Дул, не оглядываясь, помотал седой и косматой головой.
– Клей из рыбьих костей.
– Для чего?
Старик оглянулся и окинул Харку оценивающим взглядом.
– Знаешь, кто я? Лук есть? Вставай в очередь ко мне за стрелами.
– Ты стрелочник Дул. Все говорят, что они бьют у тебя без промаха.
– Хочешь пойти ко мне в ученики, будущий Хранитель Великого Бурунши?
– Долго придётся учиться, – Харка присел, склонив голову, наблюдая за руками мастера. – Я бы послушал.
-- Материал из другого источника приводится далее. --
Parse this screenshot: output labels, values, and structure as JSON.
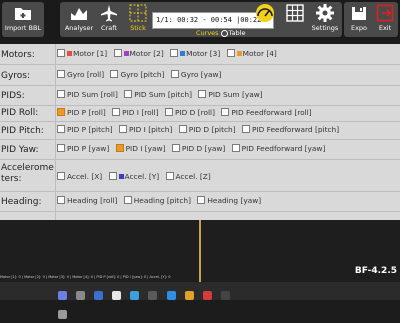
{
  "toolbar": {
    "import_label": "Import BBL",
    "analyser_label": "Analyser",
    "craft_label": "Craft",
    "stick_label": "Stick",
    "time_range": "1/1: 00:32 - 00:54 |00:22",
    "curves_label": "Curves",
    "table_label": "Table",
    "settings_label": "Settings",
    "expo_label": "Expo",
    "exit_label": "Exit"
  },
  "rows": [
    {
      "label": "Motors:",
      "items": [
        {
          "text": "Motor [1]",
          "color": "#e0533a",
          "checked": false
        },
        {
          "text": "Motor [2]",
          "color": "#a23fc2",
          "checked": false
        },
        {
          "text": "Motor [3]",
          "color": "#2f7fd6",
          "checked": false
        },
        {
          "text": "Motor [4]",
          "color": "#e89a2b",
          "checked": false
        }
      ]
    },
    {
      "label": "Gyros:",
      "items": [
        {
          "text": "Gyro [roll]",
          "checked": false
        },
        {
          "text": "Gyro [pitch]",
          "checked": false
        },
        {
          "text": "Gyro [yaw]",
          "checked": false
        }
      ]
    },
    {
      "label": "PIDS:",
      "items": [
        {
          "text": "PID Sum [roll]",
          "checked": false
        },
        {
          "text": "PID Sum [pitch]",
          "checked": false
        },
        {
          "text": "PID Sum [yaw]",
          "checked": false
        }
      ]
    },
    {
      "label": "PID Roll:",
      "items": [
        {
          "text": "PID P [roll]",
          "checked": true
        },
        {
          "text": "PID I [roll]",
          "checked": false
        },
        {
          "text": "PID D [roll]",
          "checked": false
        },
        {
          "text": "PID Feedforward [roll]",
          "checked": false
        }
      ]
    },
    {
      "label": "PID Pitch:",
      "items": [
        {
          "text": "PID P [pitch]",
          "checked": false
        },
        {
          "text": "PID I [pitch]",
          "checked": false
        },
        {
          "text": "PID D [pitch]",
          "checked": false
        },
        {
          "text": "PID Feedforward [pitch]",
          "checked": false
        }
      ]
    },
    {
      "label": "PID Yaw:",
      "items": [
        {
          "text": "PID P [yaw]",
          "checked": false
        },
        {
          "text": "PID I [yaw]",
          "checked": true
        },
        {
          "text": "PID D [yaw]",
          "checked": false
        },
        {
          "text": "PID Feedforward [yaw]",
          "checked": false
        }
      ]
    },
    {
      "label": "Accelerome ters:",
      "items": [
        {
          "text": "Accel. [X]",
          "checked": false
        },
        {
          "text": "Accel. [Y]",
          "color": "#3a3fc2",
          "checked": false
        },
        {
          "text": "Accel. [Z]",
          "checked": false
        }
      ]
    },
    {
      "label": "Heading:",
      "items": [
        {
          "text": "Heading [roll]",
          "checked": false
        },
        {
          "text": "Heading [pitch]",
          "checked": false
        },
        {
          "text": "Heading [yaw]",
          "checked": false
        }
      ]
    }
  ],
  "graph": {
    "version": "BF-4.2.5",
    "legend": "Motor [1]: 0 | Motor [2]: 0 | Motor [3]: 0 | Motor [4]: 0 | PID P [roll]: 0 | PID I [yaw]: 0 | Accel. [Y]: 0"
  },
  "colors": {
    "accent": "#f2d21a",
    "exit": "#e0201e",
    "checked": "#e89a2b"
  }
}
– Рассказывать, оно, конечно, быстро, да толку-то нет – надо руками всё пощупать, умом понять, а вы, молодёжь…. Эх! – Дул махнул рукой. – Видишь, вокруг сколько учеников – отбоя нет.
Старик положил на палец готовую стрелу – качнувшись, она уравновесилась.
– Видишь, ровно три четверти здесь, – он указал на хвостовую часть с оперением, – а четверть у наконечника. Такая стрела поднимается вверх, пожирая расстояние до цели, а потом, падая, разгоняется и бьёт наповал без промаха.
Дул положил стрелу и вновь стал мешать варево.
– Наконечники льёт Суконжи – красные из зелёного камня. Я клею оперенье. И ещё…, – старик подмигнул приемнику Хранителя. – Мой главный секрет – древки стрел не из цельного дерева. Я их склеиваю из четырёх четвертинок, которые не кривит время. Потом скребу до идеально круглой формы и балансирую. Не замечал? – нет прямых копий. Их древки сгибают от прямизны холод и сырость, жара и время. Моим стрелам износа нет – не потеряешь, век твой прослужат.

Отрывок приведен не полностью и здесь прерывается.